Equity and solidarity issues are often part of the picture: access to medical countermeasures remains difficult, especially for low-income countries and countries facing humanitarian emergencies, and this difficulty is worsened when vaccine or treatment production is limited.

Recently, our Prime Minister Dr Keith Rowley, who is also Chairman of CARICOM, called for the equitable distribution of COVID-19 vaccine resources for the benefit of all nations.

Dr Rowley made the call while addressing the World Health Organization’s Media briefing on COVID-19 Thursday 18th February 2021.
Rowley said that while there is an understandable rush to receive vaccines, small island states “are more than a little bit concerned that there is, or is to be, hoarding and price gouging as well as undue preference in some quarters.”

A 2018 WHO report stated that market mechanisms do not ensure a fair distribution of resources based on public health demands.

Global mechanisms are needed to ensure fair access to life-saving interventions during crises. A number of organizations are dedicated to this goal (among them are CEPI,
the Coalition for Epidemic Preparedness Innovations; the International Coordinating
Group; GAVI, the Vaccine Alliance; the Pandemic Influenza Preparedness Framework) but more
efforts are required.

In September 2020, WHO pushed countries to sign up for a plan that will buy a vaccine in huge quantities and distribute it in an equitable way. But it grappled with two big issues: how to get the high-income countries to join, instead of hoarding early vaccine supplies for their own populations; and how to share the vaccine in a fair way.

WHO’s “fair allocation mechanism” proposed distributing vaccine in two phases.

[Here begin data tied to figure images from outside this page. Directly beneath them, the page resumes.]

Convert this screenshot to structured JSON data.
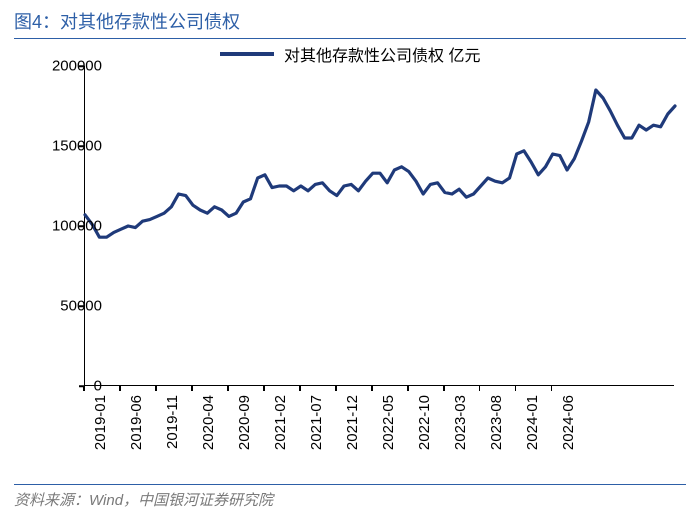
{
  "title": "图4：对其他存款性公司债权",
  "legend_label": "对其他存款性公司债权 亿元",
  "footer": "资料来源：Wind，中国银河证券研究院",
  "chart": {
    "type": "line",
    "line_color": "#1f3a7a",
    "line_width": 3.2,
    "background_color": "#ffffff",
    "axis_color": "#000000",
    "title_color": "#2d5fa7",
    "footer_color": "#7a7a7a",
    "ylim": [
      0,
      200000
    ],
    "ytick_step": 50000,
    "yticks": [
      0,
      50000,
      100000,
      150000,
      200000
    ],
    "x_labels": [
      "2019-01",
      "2019-06",
      "2019-11",
      "2020-04",
      "2020-09",
      "2021-02",
      "2021-07",
      "2021-12",
      "2022-05",
      "2022-10",
      "2023-03",
      "2023-08",
      "2024-01",
      "2024-06"
    ],
    "x_label_every": 5,
    "values": [
      107000,
      101000,
      93000,
      93000,
      96000,
      98000,
      100000,
      99000,
      103000,
      104000,
      106000,
      108000,
      112000,
      120000,
      119000,
      113000,
      110000,
      108000,
      112000,
      110000,
      106000,
      108000,
      115000,
      117000,
      130000,
      132000,
      124000,
      125000,
      125000,
      122000,
      125000,
      122000,
      126000,
      127000,
      122000,
      119000,
      125000,
      126000,
      122000,
      128000,
      133000,
      133000,
      127000,
      135000,
      137000,
      134000,
      128000,
      120000,
      126000,
      127000,
      121000,
      120000,
      123000,
      118000,
      120000,
      125000,
      130000,
      128000,
      127000,
      130000,
      145000,
      147000,
      140000,
      132000,
      137000,
      145000,
      144000,
      135000,
      142000,
      153000,
      165000,
      185000,
      180000,
      172000,
      163000,
      155000,
      155000,
      163000,
      160000,
      163000,
      162000,
      170000,
      175000
    ]
  }
}
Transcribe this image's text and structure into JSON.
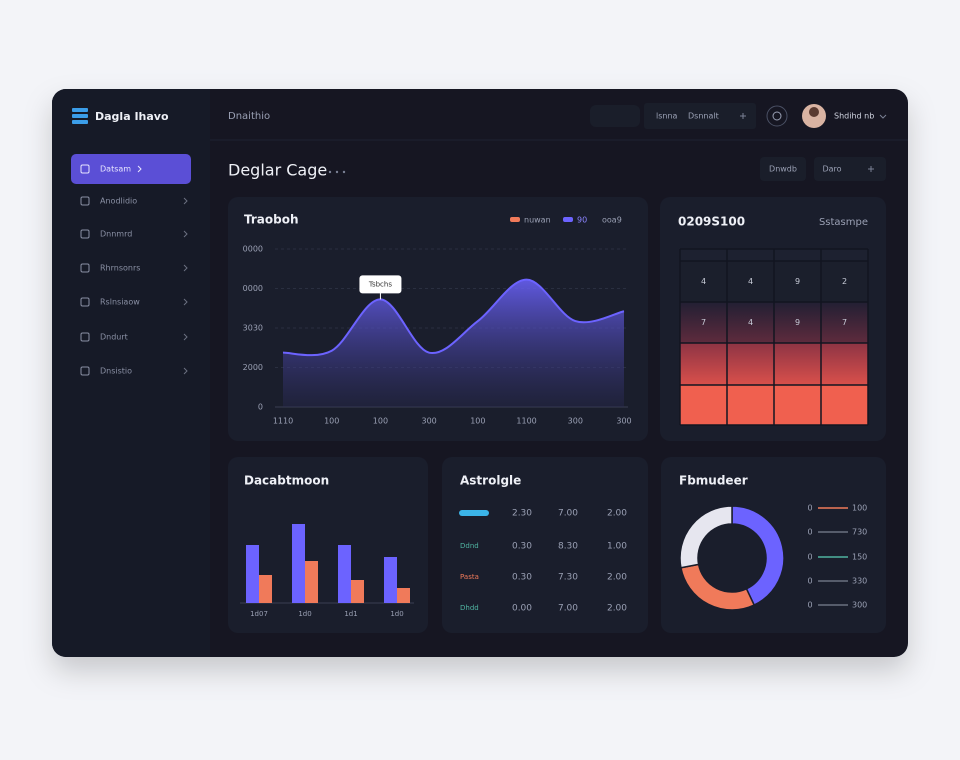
{
  "sidebar": {
    "logo": "Dagla Ihavo",
    "menu": [
      "Datsam",
      "Anodlidio",
      "Dnnmrd",
      "Rhrnsonrs",
      "Rslnsiaow",
      "Dndurt",
      "Dnsistio"
    ]
  },
  "topbar": {
    "breadcrumb": "Dnaithio",
    "search": "lsnna",
    "filter": "Dsnnalt",
    "user": "Shdihd nb"
  },
  "page": {
    "title": "Deglar Cage",
    "buttons": [
      "Dnwdb",
      "Daro"
    ]
  },
  "chart_data": [
    {
      "type": "area",
      "title": "Traoboh",
      "legend": [
        {
          "label": "nuwan",
          "color": "#f07a5a"
        },
        {
          "label": "90",
          "color": "#6c63ff"
        },
        {
          "label": "ooa9"
        }
      ],
      "annotation": "Tsbchs",
      "categories": [
        "1110",
        "100",
        "100",
        "300",
        "100",
        "1100",
        "300",
        "300"
      ],
      "series": [
        {
          "color": "#6c63ff",
          "values": [
            2750,
            2850,
            5450,
            2750,
            4350,
            6450,
            4350,
            4850
          ]
        }
      ],
      "ylim": [
        0,
        8000
      ],
      "yticks": [
        0,
        2000,
        {
          "value": 4000,
          "label": "3030"
        },
        {
          "value": 6000,
          "label": "0000"
        },
        {
          "value": 8000,
          "label": "0000"
        }
      ],
      "grid": true
    },
    {
      "type": "bar",
      "title": "Dacabtmoon",
      "categories": [
        "1d07",
        "1d0",
        "1d1",
        "1d0"
      ],
      "series": [
        {
          "color": "#6c63ff",
          "values": [
            58,
            79,
            58,
            46
          ]
        },
        {
          "color": "#f07a5a",
          "values": [
            28,
            42,
            23,
            15
          ]
        }
      ],
      "ylim": [
        0,
        100
      ]
    },
    {
      "type": "pie",
      "title": "Fbmudeer",
      "values": [
        43,
        29,
        28
      ],
      "colors": [
        "#6c63ff",
        "#f07a5a",
        "#e6e6ef"
      ],
      "legend": [
        {
          "label": "0",
          "value": "100",
          "color": "#f07a5a"
        },
        {
          "label": "0",
          "value": "730",
          "color": "#6b7080"
        },
        {
          "label": "0",
          "value": "150",
          "color": "#4fb3a0"
        },
        {
          "label": "0",
          "value": "330",
          "color": "#6b7080"
        },
        {
          "label": "0",
          "value": "300",
          "color": "#6b7080"
        }
      ]
    }
  ],
  "heatmap": {
    "title": "0209S100",
    "subtitle": "Sstasmpe",
    "rows": [
      [
        "4",
        "4",
        "9",
        "2"
      ],
      [
        "7",
        "4",
        "9",
        "7"
      ]
    ]
  },
  "activity": {
    "title": "Astrolgle",
    "rows": [
      {
        "color": "#3bb4e8",
        "values": [
          "2.30",
          "7.00",
          "2.00"
        ]
      },
      {
        "label": "Ddnd",
        "color": "#4fb3a0",
        "values": [
          "0.30",
          "8.30",
          "1.00"
        ]
      },
      {
        "label": "Pasta",
        "color": "#f07a5a",
        "values": [
          "0.30",
          "7.30",
          "2.00"
        ]
      },
      {
        "label": "Dhdd",
        "color": "#4fb3a0",
        "values": [
          "0.00",
          "7.00",
          "2.00"
        ]
      }
    ]
  }
}
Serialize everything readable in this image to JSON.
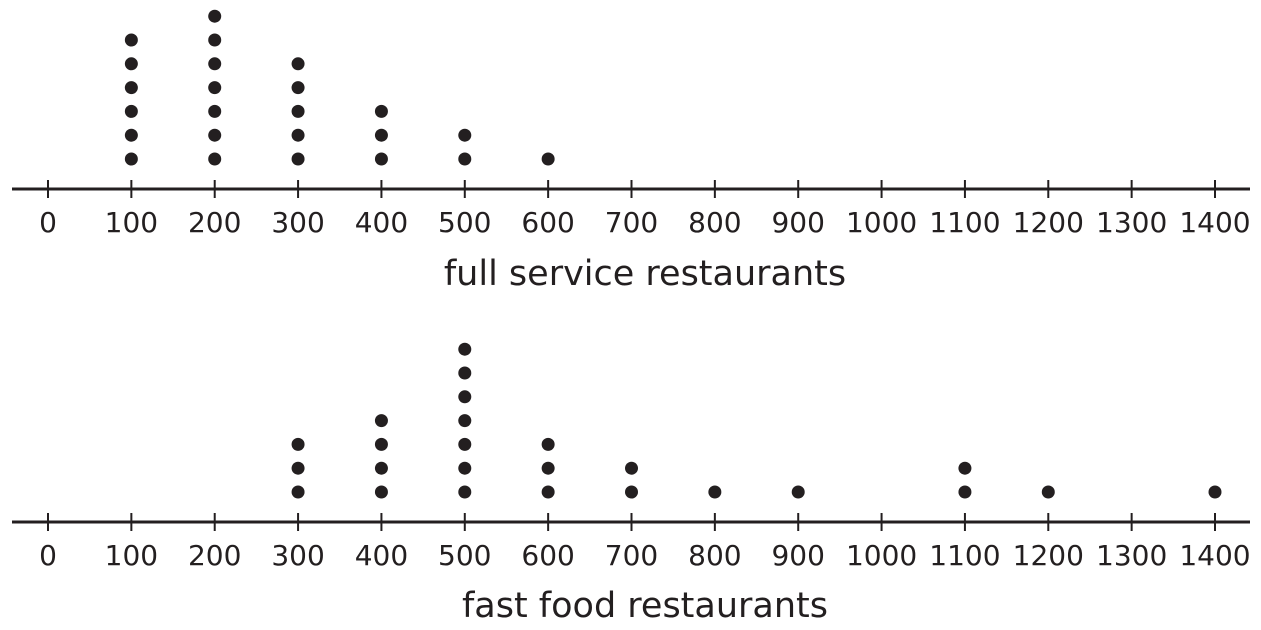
{
  "chart_data": [
    {
      "type": "dot-plot",
      "xlabel": "full service restaurants",
      "xlim": [
        0,
        1400
      ],
      "ticks": [
        "0",
        "100",
        "200",
        "300",
        "400",
        "500",
        "600",
        "700",
        "800",
        "900",
        "1000",
        "1100",
        "1200",
        "1300",
        "1400"
      ],
      "points": [
        {
          "x": 100,
          "count": 6
        },
        {
          "x": 200,
          "count": 7
        },
        {
          "x": 300,
          "count": 5
        },
        {
          "x": 400,
          "count": 3
        },
        {
          "x": 500,
          "count": 2
        },
        {
          "x": 600,
          "count": 1
        }
      ],
      "color": "#231f20"
    },
    {
      "type": "dot-plot",
      "xlabel": "fast food restaurants",
      "xlim": [
        0,
        1400
      ],
      "ticks": [
        "0",
        "100",
        "200",
        "300",
        "400",
        "500",
        "600",
        "700",
        "800",
        "900",
        "1000",
        "1100",
        "1200",
        "1300",
        "1400"
      ],
      "points": [
        {
          "x": 300,
          "count": 3
        },
        {
          "x": 400,
          "count": 4
        },
        {
          "x": 500,
          "count": 7
        },
        {
          "x": 600,
          "count": 3
        },
        {
          "x": 700,
          "count": 2
        },
        {
          "x": 800,
          "count": 1
        },
        {
          "x": 900,
          "count": 1
        },
        {
          "x": 1100,
          "count": 2
        },
        {
          "x": 1200,
          "count": 1
        },
        {
          "x": 1400,
          "count": 1
        }
      ],
      "color": "#231f20"
    }
  ]
}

In the first phase, all countries would receive vaccine proportional to their population; initially enough vaccine to immunize 3% of their population, with the first doses going to frontline workers in health care and social care. Then, additional vaccine would be delivered until 20% of a nation’s population is covered. WHO envisaged that these doses would be used to immunize those at the highest risk from COVID-19: elderly people and those with comorbidities.

In the second phase, vaccine to cover additional people would be delivered to countries based on how urgently immunizations are needed.

Ezekiel Emanuel, a bioethicist at the University of Pennsylvania, criticized WHO’s approach in the first phase. Countries with the biggest need should be at the top of the list from the start, he says. He compares the situation to a doctor facing an overflowing emergency room. “The doctor doesn’t go out into the waiting room and say: ‘I’m giving 3 minutes to everybody sitting in the waiting room.’ The doctor says: ‘All right, who’s got the most serious illness? … I’m going to attend to you first.’” At the moment, he notes, sending vaccine to South Korea, New Zealand, or many African countries would not do much to reduce deaths from COVID-19 because these nations have low case rates; he says the vaccine could be put to better use elsewhere.

Last month the head of the WHO Dr Tedros Adhanom Ghebreyesus pointed out that fewer than five dozen total doses of the vaccine had reached one poorer country, while richer nations obtained millions. In the U.S., a Kaiser Health News analysis of state health department data shows that Black Americans — who have been dying of COVID-19 at higher rates than others — are getting vaccinated at lower rates so far, among a host of early issues that include an inadequate supply.